Earnings growth at BP (LSE: BP) (NYSE: BP.US) was set to get back on track in 2015, but with the price of oil in a bit of a slump and the “gross negligence” judgement over the Gulf of Mexico disaster both hitting hard, analysts have reined in their expectations.
There was always going to be a fall in earnings per share (EPS) this year, although prospects were looking a little cheerier a few months ago. Today, however, we’re looking at a consensus for a 46% EPS fall for the year to December 2014 with only a very modest 3% pencilled in for 2015.
Third-quarter results released on 28 October showed a headline 59% fall in replacement cost profit to $9,402m, although the company reckoned its underlying figure dropped by only 6.8% to $9,897m. The range of possible year-end EPS figures must be wide, but its going to be weak.
Shell going well
At Royal Dutch Shell (LSE: RDSB), meanwhile, there’s a forecast of 33% growth in EPS for the year ending December, although the City sees that falling back by 4% in 2015.

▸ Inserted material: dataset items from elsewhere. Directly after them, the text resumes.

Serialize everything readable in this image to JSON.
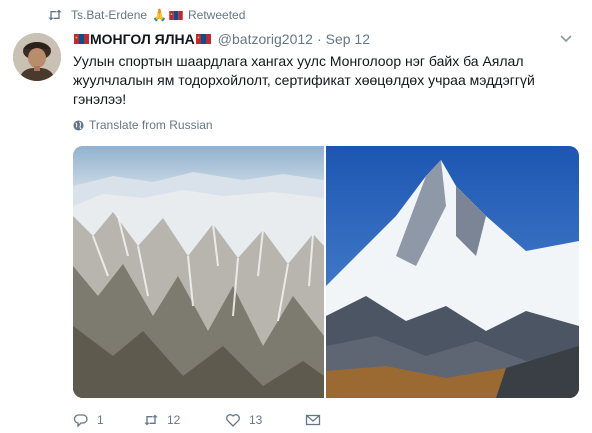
{
  "retweet": {
    "user": "Ts.Bat-Erdene",
    "label": "Retweeted",
    "icon": "retweet-icon",
    "emoji": "🙏"
  },
  "tweet": {
    "display_name": "МОНГОЛ ЯЛНА",
    "screen_name": "@batzorig2012",
    "separator": "·",
    "time": "Sep 12",
    "text": "Уулын спортын шаардлага хангах уулс Монголоор нэг байх ба Аялал\nжуулчлалын ям тодорхойлолт, сертификат хөөцөлдөх учраа мэддэггүй\nгэнэлээ!",
    "translate_label": "Translate from Russian"
  },
  "media": {
    "left_image": "aerial-snow-mountain-ridges",
    "right_image": "snow-peak-everest-blue-sky"
  },
  "actions": {
    "reply_count": "1",
    "retweet_count": "12",
    "like_count": "13"
  },
  "colors": {
    "text": "#14171a",
    "muted": "#657786",
    "flag_red": "#c4272f",
    "flag_blue": "#015197",
    "flag_gold": "#f9cf02"
  }
}
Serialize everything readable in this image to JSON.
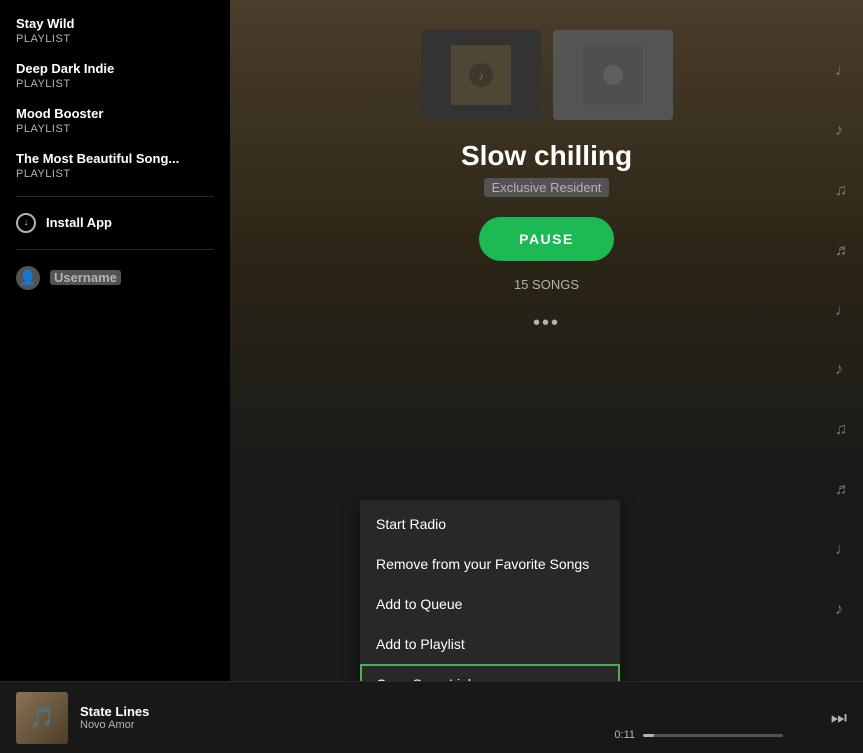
{
  "sidebar": {
    "playlists": [
      {
        "name": "Stay Wild",
        "type": "PLAYLIST"
      },
      {
        "name": "Deep Dark Indie",
        "type": "PLAYLIST"
      },
      {
        "name": "Mood Booster",
        "type": "PLAYLIST"
      },
      {
        "name": "The Most Beautiful Song...",
        "type": "PLAYLIST"
      }
    ],
    "install_app_label": "Install App",
    "username": "Username"
  },
  "main": {
    "playlist_title": "Slow chilling",
    "playlist_subtitle": "Exclusive Resident",
    "pause_button_label": "PAUSE",
    "song_count": "15 SONGS",
    "more_options": "•••"
  },
  "context_menu": {
    "items": [
      {
        "label": "Start Radio",
        "highlighted": false
      },
      {
        "label": "Remove from your Favorite Songs",
        "highlighted": false
      },
      {
        "label": "Add to Queue",
        "highlighted": false
      },
      {
        "label": "Add to Playlist",
        "highlighted": false
      },
      {
        "label": "Copy Song Link",
        "highlighted": true
      }
    ]
  },
  "now_playing": {
    "title": "State Lines",
    "artist": "Novo Amor",
    "time_elapsed": "0:11",
    "progress_percent": 8
  },
  "music_notes": [
    "♩",
    "♪",
    "♫",
    "♬",
    "♩",
    "♪",
    "♫",
    "♬",
    "♩",
    "♪"
  ],
  "colors": {
    "accent_green": "#1db954",
    "highlight_border": "#4caf50"
  }
}
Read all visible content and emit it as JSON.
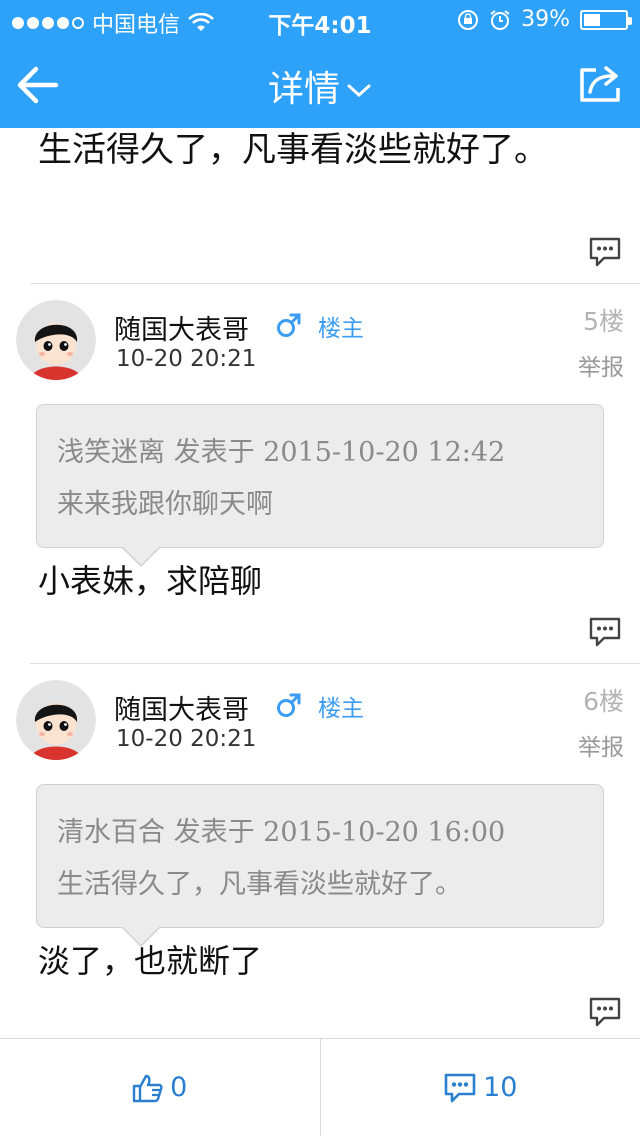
{
  "status_bar": {
    "carrier": "中国电信",
    "time": "下午4:01",
    "battery": "39%",
    "battery_level": 0.39,
    "signal_dots_filled": 4
  },
  "nav": {
    "title": "详情",
    "back_icon": "arrow-left-icon",
    "share_icon": "share-icon"
  },
  "previous_post_tail": "生活得久了，凡事看淡些就好了。",
  "posts": [
    {
      "author": "随国大表哥",
      "owner_badge": "楼主",
      "time": "10-20 20:21",
      "floor": "5楼",
      "report": "举报",
      "quote_header": "浅笑迷离 发表于 2015-10-20 12:42",
      "quote_text": "来来我跟你聊天啊",
      "text": "小表妹，求陪聊"
    },
    {
      "author": "随国大表哥",
      "owner_badge": "楼主",
      "time": "10-20 20:21",
      "floor": "6楼",
      "report": "举报",
      "quote_header": "清水百合 发表于 2015-10-20 16:00",
      "quote_text": "生活得久了，凡事看淡些就好了。",
      "text": "淡了，也就断了"
    }
  ],
  "bottom_bar": {
    "like_count": "0",
    "comment_count": "10"
  },
  "colors": {
    "header": "#2ea1f8",
    "owner_badge": "#3b9cf2",
    "bottom_icons": "#2a7fd0"
  }
}
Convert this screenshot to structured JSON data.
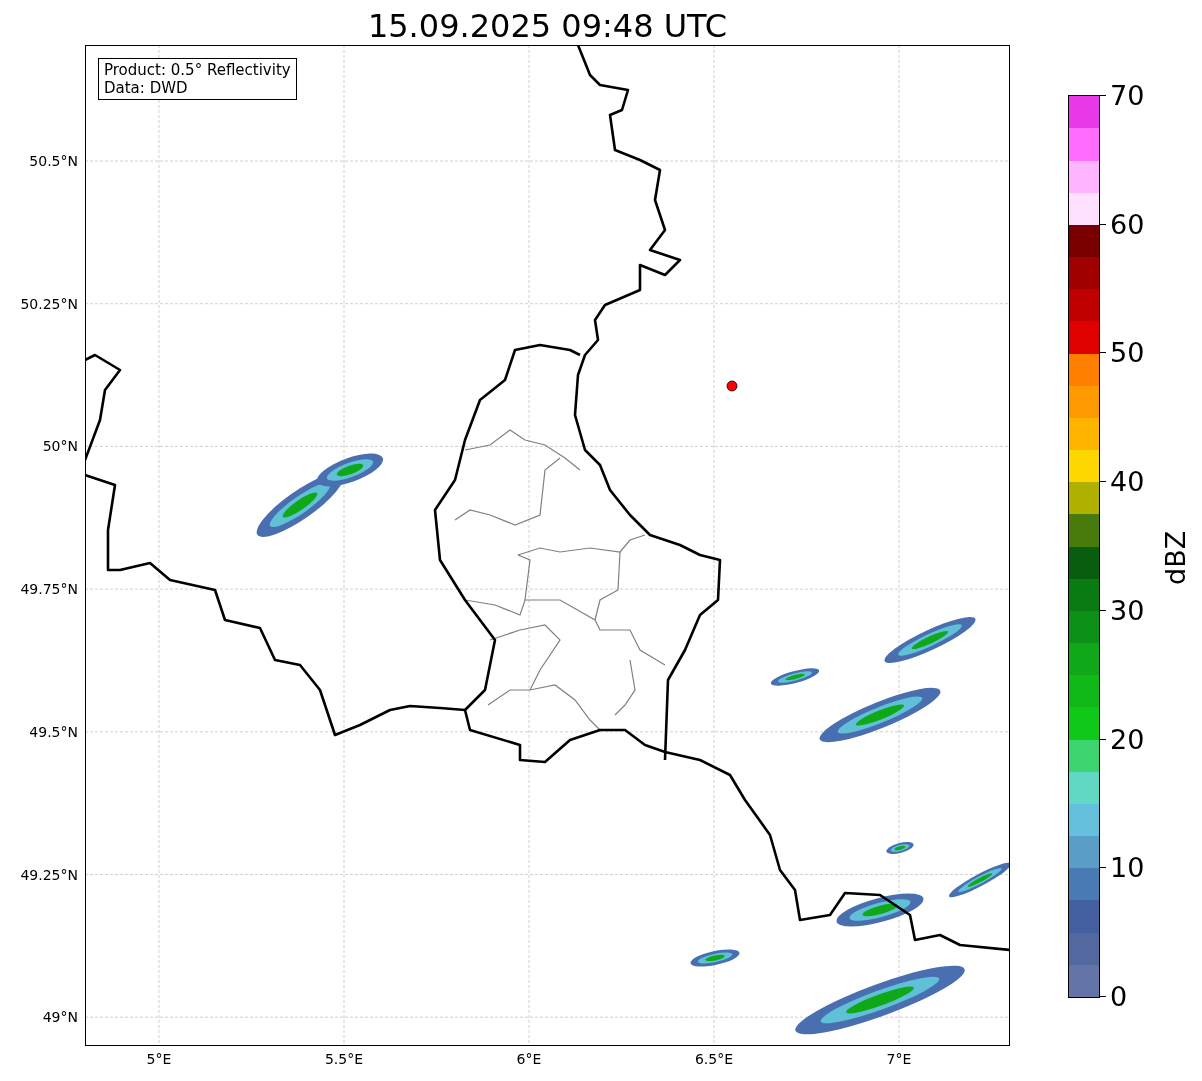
{
  "title": "15.09.2025 09:48 UTC",
  "map": {
    "info_box": [
      "Product: 0.5° Reflectivity",
      "Data: DWD"
    ],
    "x_axis": [
      "5°E",
      "5.5°E",
      "6°E",
      "6.5°E",
      "7°E"
    ],
    "y_axis": [
      "50.5°N",
      "50.25°N",
      "50°N",
      "49.75°N",
      "49.5°N",
      "49.25°N",
      "49°N"
    ]
  },
  "colorbar": {
    "label": "dBZ",
    "ticks": [
      "70",
      "60",
      "50",
      "40",
      "30",
      "20",
      "10",
      "0"
    ],
    "bins": [
      {
        "color": "#6474a8"
      },
      {
        "color": "#5468a0"
      },
      {
        "color": "#4460a0"
      },
      {
        "color": "#4a7ab4"
      },
      {
        "color": "#5a9ec8"
      },
      {
        "color": "#64c0dc"
      },
      {
        "color": "#60d8c4"
      },
      {
        "color": "#3cd46e"
      },
      {
        "color": "#10c818"
      },
      {
        "color": "#10b818"
      },
      {
        "color": "#10a818"
      },
      {
        "color": "#0c9018"
      },
      {
        "color": "#0a7a12"
      },
      {
        "color": "#085e0e"
      },
      {
        "color": "#487a0c"
      },
      {
        "color": "#b0b000"
      },
      {
        "color": "#ffd700"
      },
      {
        "color": "#ffb400"
      },
      {
        "color": "#ff9900"
      },
      {
        "color": "#ff7f00"
      },
      {
        "color": "#e00000"
      },
      {
        "color": "#c00000"
      },
      {
        "color": "#a00000"
      },
      {
        "color": "#7a0000"
      },
      {
        "color": "#ffe0ff"
      },
      {
        "color": "#ffb4ff"
      },
      {
        "color": "#ff6cff"
      },
      {
        "color": "#e838e8"
      }
    ]
  }
}
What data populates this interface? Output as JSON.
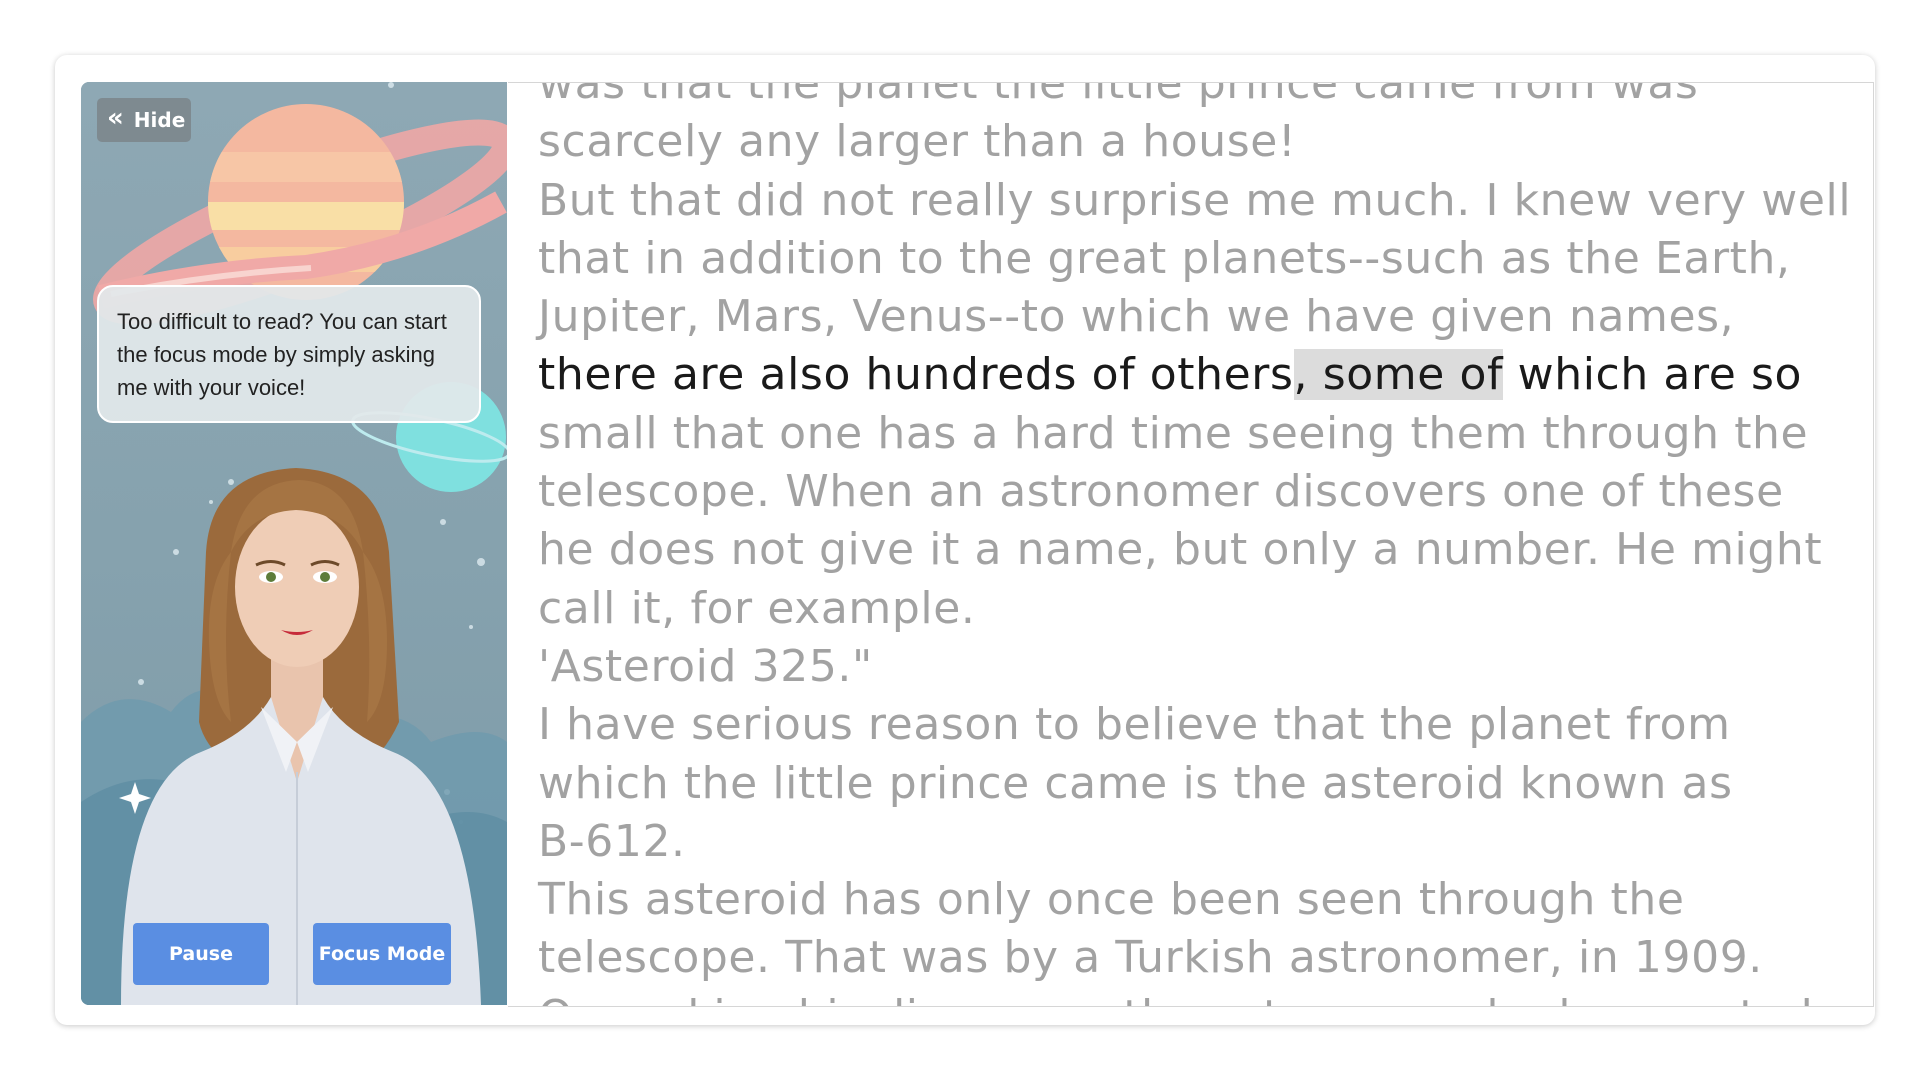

At Q3 time reported last month, Shell post a 16% rise in nine-month current cost of supplies earnings to $19,300m, although things seem to be getting better as the year progresses — the third quarter itself brought in a 31% rise to $5,847m.
Shell’s strategy of divesting lower-margin assets and concentrating on its highest-quality operations is paying off — as it its investment in new deep-water fields upstream.
Both companies have been hit by the falling price of oil, of course. From a high of nearly $115 per barrel in the summer, the price of crude scraped $78 just over a week ago. But there’s an OPEC meeting coming up this week, which many think will set lower production volumes, and that seems to settled the jitters a little — crude has recovered a couple of dollars and is hovering around $80 today.
Share prices
On current valuations there’s not a lot to choose between the two. BP shares are trading at 443p, putting them on a forward P/E of 10.4 this year and dropping to 10.1 next. And very similarly, at a price of 2,364p Shell shares are on P/E ratios for the two years of 10.5 and 11.
Expected dividend yields at BP are a little stronger with 5.5% and 5.7% penciled in for the two years, compared to 4.9% and 5.1% for Shell, so BP shares are a little more bargain-priced at the moment on fundamentals alone.
But I don’t think the BP discount is sufficient to compensate for the higher risk — and it hasn’t been for some time now.
So for me, growth prospects at Shell are definitely superior.